La Réforme a été une pro-testation au nom d’un appel à une gratitude qui précède tout, d’un appel à la libre confiance du sujet ainsi responsable, d’un appel à la lecture et la réflexion personnelle. Elle n’a pas cherché à recruter des élites, mais à former tout le monde à cette capacité de lecture, à cette réceptivité, à une forme d’intelligence plus adulte, plus émancipée, consciente de ses limites et de n’être qu’avec et parmi d’autres. Ces principes sont encore féconds de nos jours. Il vaut la peine de s’inscrire dans cet héritage tout en sachant que, pour hériter, il faut parfois rompre. Toute fidélité est inventive.

Il est ainsi plusieurs façons d’être protestants. Ceux qui sont de la famille et qui y sont restés, ceux qui sont partis mais dont la façon de se situer aux marges est encore une manière d’être fidèles, les nouveaux venus qui veulent s’inscrire dans cet héritage, et enfin les sympathisants qui ont diverses formes d’attachement au protestantisme, sans que ce soit exclusif d’autres appartenances.
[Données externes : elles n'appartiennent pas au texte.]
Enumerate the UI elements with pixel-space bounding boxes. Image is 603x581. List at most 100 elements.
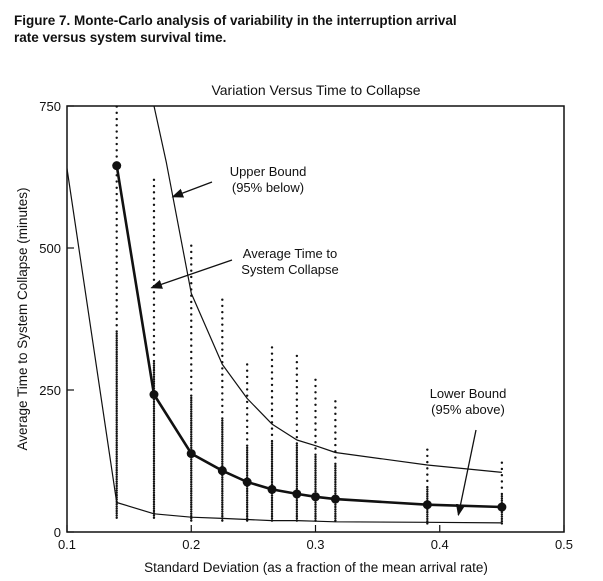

Pour tisser un espace de langage commun, nous souhaitons réunir des intellectuels réputés pour leur parole publique, mais aussi des intelligences anonymes qui donnent à partager des expériences, des idées, des sensibilités. Nous faisons appel à des universitaires, mais aussi à des femmes et des hommes des médias, des professionnels, des militants… qui sont prêts à s’engager dans des « débats structurants », à soutenir des dissensus acceptables et qui fassent avancer tout le monde, à différer ensemble.

Notre projet n’est pas dirigé contre qui que ce soit, ni contre les institutions de nos Églises, ni contre la mouvance évangélique, ni contre le catholicisme. Il s’agit d’être à côté, au nom de la fécondité de l’héritage d’un protestantisme francophone qui appartient à tous ceux qui veulent s’en saisir, dont le projet nous semble loin d’être achevé, et dont les promesses sont à réinterpréter sous forme de propositions qui soutiennent le débat public.